A CANNABIS smoker who used the drug to treat mental illness was found with a secret growing area behind a false wall at his house.

Matthew Roberts had almost half a kilo of herbal cannabis with a street value of £6,000 when police raided his home in Crediton and found evidence of recent cultivation.

He had boxed in a hidden space on the first floor where he had previously grown four plants and police seized the dead stalks along with lights, timers and other hydroponic equipment.

Roberts told officers that he was a heavy user and took cannabis to ease a painful physical condition and mental health issues. He claimed to have bought in bulk and only supplied a few friends as a favour.

Some of the drugs had been divided up into smaller bags, there were messages on his phone, and a list of names that police believed to be customers.

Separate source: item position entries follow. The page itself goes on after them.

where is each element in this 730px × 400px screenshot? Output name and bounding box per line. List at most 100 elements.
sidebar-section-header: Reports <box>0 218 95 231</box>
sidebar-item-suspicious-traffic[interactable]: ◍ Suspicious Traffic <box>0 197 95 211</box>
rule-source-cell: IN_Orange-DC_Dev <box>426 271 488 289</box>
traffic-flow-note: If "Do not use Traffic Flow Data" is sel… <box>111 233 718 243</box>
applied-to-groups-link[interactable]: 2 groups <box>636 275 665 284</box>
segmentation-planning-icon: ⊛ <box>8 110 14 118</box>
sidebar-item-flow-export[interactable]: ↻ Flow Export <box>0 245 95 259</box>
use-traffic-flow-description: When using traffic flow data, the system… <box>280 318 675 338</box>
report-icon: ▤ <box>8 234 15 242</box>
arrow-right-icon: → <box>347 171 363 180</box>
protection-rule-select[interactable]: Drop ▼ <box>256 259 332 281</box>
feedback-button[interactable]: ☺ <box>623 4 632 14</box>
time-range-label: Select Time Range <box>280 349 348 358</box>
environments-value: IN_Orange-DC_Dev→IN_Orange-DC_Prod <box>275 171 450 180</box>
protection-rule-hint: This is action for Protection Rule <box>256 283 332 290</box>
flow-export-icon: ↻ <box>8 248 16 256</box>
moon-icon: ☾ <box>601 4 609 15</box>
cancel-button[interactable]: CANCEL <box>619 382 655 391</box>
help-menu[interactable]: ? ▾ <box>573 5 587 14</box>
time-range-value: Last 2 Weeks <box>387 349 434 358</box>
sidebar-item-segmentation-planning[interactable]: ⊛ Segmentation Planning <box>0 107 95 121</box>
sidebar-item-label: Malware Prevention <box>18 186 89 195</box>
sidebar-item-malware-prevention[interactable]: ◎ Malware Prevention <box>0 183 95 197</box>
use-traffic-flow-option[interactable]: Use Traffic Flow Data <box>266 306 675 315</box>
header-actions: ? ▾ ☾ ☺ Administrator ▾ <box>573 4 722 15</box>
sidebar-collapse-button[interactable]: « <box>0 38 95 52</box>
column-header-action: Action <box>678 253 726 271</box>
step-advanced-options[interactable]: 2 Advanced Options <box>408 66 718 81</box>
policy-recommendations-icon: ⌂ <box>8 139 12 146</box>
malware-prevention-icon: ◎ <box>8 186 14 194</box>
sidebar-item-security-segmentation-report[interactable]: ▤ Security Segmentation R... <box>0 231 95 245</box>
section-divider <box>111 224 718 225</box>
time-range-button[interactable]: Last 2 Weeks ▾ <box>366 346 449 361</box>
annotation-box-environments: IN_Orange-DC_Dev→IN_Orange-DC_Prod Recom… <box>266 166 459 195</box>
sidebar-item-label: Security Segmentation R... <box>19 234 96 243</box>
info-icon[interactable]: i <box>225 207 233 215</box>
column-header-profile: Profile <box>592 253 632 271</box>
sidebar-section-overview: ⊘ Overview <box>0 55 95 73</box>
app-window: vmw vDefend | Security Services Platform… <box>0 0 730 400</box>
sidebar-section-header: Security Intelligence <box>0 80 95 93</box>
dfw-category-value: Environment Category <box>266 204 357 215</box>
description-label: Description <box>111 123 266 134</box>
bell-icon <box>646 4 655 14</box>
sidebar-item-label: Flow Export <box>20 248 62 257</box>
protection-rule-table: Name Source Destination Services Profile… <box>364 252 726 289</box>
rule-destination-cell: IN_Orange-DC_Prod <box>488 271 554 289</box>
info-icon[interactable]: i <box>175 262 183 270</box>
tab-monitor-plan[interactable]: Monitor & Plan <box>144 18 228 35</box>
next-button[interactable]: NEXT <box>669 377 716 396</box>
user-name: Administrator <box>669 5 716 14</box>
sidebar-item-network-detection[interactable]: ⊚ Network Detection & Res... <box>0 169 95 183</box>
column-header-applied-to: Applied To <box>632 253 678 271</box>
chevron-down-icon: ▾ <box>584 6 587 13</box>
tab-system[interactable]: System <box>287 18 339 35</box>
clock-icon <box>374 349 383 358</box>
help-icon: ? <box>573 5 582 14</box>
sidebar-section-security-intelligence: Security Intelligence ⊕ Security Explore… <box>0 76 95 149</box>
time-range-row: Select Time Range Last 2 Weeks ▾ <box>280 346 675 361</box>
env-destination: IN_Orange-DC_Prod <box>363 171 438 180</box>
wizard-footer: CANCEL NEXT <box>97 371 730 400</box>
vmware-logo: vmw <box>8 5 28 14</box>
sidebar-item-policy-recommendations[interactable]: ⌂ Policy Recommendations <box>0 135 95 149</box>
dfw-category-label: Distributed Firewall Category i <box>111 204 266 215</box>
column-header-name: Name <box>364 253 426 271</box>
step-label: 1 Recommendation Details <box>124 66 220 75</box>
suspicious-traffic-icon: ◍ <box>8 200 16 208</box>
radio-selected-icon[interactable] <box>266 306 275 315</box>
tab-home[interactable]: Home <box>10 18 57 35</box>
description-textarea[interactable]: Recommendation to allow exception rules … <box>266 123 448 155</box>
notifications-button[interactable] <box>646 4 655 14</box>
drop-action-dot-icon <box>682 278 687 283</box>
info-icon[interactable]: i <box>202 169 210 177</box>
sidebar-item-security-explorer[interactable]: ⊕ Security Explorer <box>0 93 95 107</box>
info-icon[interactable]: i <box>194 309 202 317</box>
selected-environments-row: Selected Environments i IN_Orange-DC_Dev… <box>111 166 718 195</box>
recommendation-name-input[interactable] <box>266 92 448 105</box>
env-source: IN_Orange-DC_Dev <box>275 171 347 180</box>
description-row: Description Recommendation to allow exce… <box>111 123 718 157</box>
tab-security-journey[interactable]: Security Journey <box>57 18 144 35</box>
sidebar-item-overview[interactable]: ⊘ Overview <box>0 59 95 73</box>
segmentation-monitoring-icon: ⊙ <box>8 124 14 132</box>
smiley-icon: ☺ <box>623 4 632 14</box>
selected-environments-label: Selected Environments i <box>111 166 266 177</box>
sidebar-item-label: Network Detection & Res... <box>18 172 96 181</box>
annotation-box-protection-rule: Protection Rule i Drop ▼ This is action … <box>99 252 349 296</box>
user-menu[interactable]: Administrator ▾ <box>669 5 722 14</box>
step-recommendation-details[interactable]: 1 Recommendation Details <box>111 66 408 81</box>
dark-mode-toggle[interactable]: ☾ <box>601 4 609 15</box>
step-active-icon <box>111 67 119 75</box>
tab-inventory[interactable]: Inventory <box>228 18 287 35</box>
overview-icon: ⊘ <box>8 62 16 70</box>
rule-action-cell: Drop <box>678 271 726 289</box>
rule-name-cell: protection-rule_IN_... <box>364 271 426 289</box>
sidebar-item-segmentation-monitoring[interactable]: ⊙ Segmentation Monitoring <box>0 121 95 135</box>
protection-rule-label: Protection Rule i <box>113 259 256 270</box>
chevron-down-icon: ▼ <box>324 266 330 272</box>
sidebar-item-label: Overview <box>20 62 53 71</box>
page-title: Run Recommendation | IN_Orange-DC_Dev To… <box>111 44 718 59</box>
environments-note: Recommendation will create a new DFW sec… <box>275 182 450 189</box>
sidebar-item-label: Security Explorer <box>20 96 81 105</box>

A judge at Exeter Crown Court told Roberts he was “a bit of a lucky boy” in that the prosecution had accepted his claim not to be dealing commercially.

Roberts (39), of Mill Street, Crediton, admitted production and possession with intent to supply cannabis and was fined £100 with £250 costs and ordered to do 20 days of rehabilitation activities.

Judge David Evans told him: “Whatever your particular views about the illegal status of cannabis, and how it does or does not help you, it is time you stopped using it and put it behind you.

“You have pleaded guilty on a particular basis and people may think you are a bit of a lucky boy that it has been accepted, but there you are.

“You will have to pay the fine and costs and make do without your cannabis.”

Miss Felicity Payne, prosecuting, said Roberts’s home was searched after he was stopped driving a van in Exeter and found with three ounces of cannabis and two mobile telephones.

They found a hidden compartment in the wall of his bedroom with the remains of a growing area and four dead plants behind it. There were bags of cannabis in his and a spare bedroom.

Miss Hollie Gilbery, defending, said the prosecution accepted his basis of plea which said he bought in bulk and grew cannabis mainly for self-medication but did supply a few friends as a favour if they asked him.

She said he suffers from physical and mental health problems which led him to use the drug but that his role in dealing was at the lowest level.

She said a crossbow found at his house was a child’s toy and was not there for any sinister purpose.